Go and Sin no More

Let’s talk about sin. We don’t talk about sin enough, I’ve noticed. We’re very slack that way. Very lax. Very slothy and loose and – well – sinful. So let’s give it a look-see.

First let’s see what a godless philosophy type has to say about it.

…ideas of right and wrong can be entirely separated from ideas of what is sinful. Aristotle, for example, thought of good and bad in terms of what allowed human beings to flourish as rational animals, with no reference to God’s will. Whereas sin separates us from the divine, doing wrong separates us from our true natures or our fellow humans.

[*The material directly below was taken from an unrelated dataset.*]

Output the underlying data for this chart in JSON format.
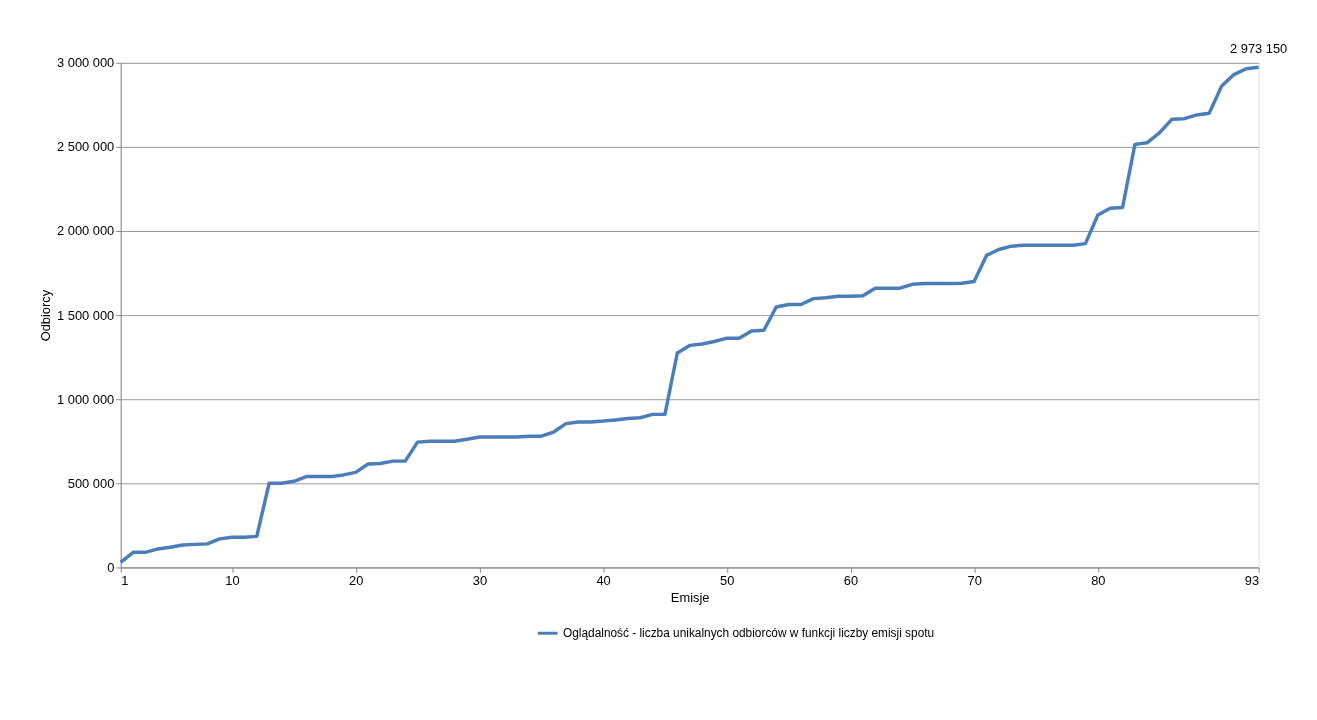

Got it. Okay. Sin separates us from the divine, so for those of us who don’t think the divine is actually there (or divine if it is there, in fact if it is there it’s a right bastard, so separation from it is just what we want, as far off as possible, please), sin separates us from an empty signifier, so it turns out we don’t need to talk about it much, because there’s nothing much to talk about. Got it. Now let’s see what a goddy type has to say about it.

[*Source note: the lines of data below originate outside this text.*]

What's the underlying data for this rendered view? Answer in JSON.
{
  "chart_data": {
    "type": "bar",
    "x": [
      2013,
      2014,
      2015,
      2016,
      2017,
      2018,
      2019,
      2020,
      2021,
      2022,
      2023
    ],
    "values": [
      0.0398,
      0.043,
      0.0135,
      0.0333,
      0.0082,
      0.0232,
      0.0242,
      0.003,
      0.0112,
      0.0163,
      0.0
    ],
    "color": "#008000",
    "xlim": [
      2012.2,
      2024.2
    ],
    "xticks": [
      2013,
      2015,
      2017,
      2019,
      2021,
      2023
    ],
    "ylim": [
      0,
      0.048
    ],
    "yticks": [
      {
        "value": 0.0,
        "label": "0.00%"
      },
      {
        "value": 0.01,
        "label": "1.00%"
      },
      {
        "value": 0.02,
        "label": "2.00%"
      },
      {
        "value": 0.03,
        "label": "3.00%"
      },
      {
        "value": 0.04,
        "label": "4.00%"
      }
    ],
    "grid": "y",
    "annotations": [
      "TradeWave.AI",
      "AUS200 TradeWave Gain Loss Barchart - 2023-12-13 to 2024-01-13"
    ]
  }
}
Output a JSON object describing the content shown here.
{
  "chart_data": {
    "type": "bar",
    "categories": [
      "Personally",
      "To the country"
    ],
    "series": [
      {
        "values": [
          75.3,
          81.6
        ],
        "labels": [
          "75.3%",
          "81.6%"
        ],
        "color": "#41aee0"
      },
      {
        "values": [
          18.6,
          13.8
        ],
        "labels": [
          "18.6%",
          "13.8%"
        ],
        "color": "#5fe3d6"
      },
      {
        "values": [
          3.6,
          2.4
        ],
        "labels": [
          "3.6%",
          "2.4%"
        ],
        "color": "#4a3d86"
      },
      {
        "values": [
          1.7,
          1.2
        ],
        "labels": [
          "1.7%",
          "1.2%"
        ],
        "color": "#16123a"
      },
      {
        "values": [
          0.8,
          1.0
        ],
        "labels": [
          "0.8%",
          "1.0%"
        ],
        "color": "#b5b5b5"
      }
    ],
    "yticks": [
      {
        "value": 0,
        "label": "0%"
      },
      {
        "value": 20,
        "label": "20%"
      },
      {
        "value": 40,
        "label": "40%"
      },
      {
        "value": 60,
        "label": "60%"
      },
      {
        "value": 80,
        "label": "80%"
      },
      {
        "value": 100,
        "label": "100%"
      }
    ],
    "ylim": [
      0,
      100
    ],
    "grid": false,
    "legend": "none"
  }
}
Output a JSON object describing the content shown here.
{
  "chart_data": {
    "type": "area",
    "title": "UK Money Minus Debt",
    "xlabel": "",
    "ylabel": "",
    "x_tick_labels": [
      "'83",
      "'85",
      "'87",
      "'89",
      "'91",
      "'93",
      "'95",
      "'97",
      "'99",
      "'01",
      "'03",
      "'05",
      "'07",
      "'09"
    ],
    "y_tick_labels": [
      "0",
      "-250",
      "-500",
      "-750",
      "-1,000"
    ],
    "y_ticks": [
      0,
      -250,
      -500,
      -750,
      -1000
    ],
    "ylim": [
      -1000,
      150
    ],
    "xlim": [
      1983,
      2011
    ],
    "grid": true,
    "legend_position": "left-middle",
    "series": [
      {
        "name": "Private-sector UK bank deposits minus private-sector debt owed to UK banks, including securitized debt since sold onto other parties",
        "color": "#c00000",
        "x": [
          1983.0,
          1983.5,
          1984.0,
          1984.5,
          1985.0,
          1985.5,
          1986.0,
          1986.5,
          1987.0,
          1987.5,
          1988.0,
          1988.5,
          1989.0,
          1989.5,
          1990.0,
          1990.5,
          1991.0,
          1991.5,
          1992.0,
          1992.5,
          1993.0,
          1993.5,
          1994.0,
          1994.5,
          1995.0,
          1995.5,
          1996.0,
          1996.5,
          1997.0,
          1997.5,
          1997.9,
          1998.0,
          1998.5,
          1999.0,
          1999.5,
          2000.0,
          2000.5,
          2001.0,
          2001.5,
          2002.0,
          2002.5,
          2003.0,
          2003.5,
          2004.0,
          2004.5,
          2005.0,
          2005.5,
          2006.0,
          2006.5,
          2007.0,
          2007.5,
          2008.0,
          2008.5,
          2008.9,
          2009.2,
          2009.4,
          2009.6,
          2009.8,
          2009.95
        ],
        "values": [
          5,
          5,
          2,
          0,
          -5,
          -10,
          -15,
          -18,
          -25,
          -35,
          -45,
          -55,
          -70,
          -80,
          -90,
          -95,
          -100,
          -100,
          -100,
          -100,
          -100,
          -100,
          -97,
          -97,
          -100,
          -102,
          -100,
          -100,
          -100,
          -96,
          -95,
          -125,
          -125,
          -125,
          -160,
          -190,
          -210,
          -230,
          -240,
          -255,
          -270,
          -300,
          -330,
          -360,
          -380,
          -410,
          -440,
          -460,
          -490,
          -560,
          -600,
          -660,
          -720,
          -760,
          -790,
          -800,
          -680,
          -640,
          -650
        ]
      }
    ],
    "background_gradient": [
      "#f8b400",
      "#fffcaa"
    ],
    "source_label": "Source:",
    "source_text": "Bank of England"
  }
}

Julian Baggini’s article on sin (G2, May 9) misunderstands the significance of sin. There is in fact no distinction to be made between doing something contrary to God’s will, and doing something contrary to our own good. The Aristotelian guiding principle of human happiness, to which Baggini refers, is not intrinsically without reference to God’s will – if human beings have been created by God, then the happiness of the rational animal will involve conformity to God’s will, as only God can satisfy the human body and soul.

Yes, ‘if’. Certainly, ‘if’. Of course, ‘if’. But that’s just it. If. You think the answer to the question implicit in that ‘if’ is yes, but others of us think it is no, so it’s slightly pointless to re-inform us of what follows from answering yes when we in fact answer no. The people who answer yes mostly already take your point (sort of, more or less, perhaps with some leeway), but you’re addressing Julian and the rest of us no-sayers, on whom your argument is wasted, because it relies so heavily on that ‘if’. In fact since our answer to the implicit question is No, we tend to think that the putative conformity to God’s will is in fact conformity to what a long line of church boffins and theocrats have asserted God’s will to be, and we prefer not to conform to that, thanks.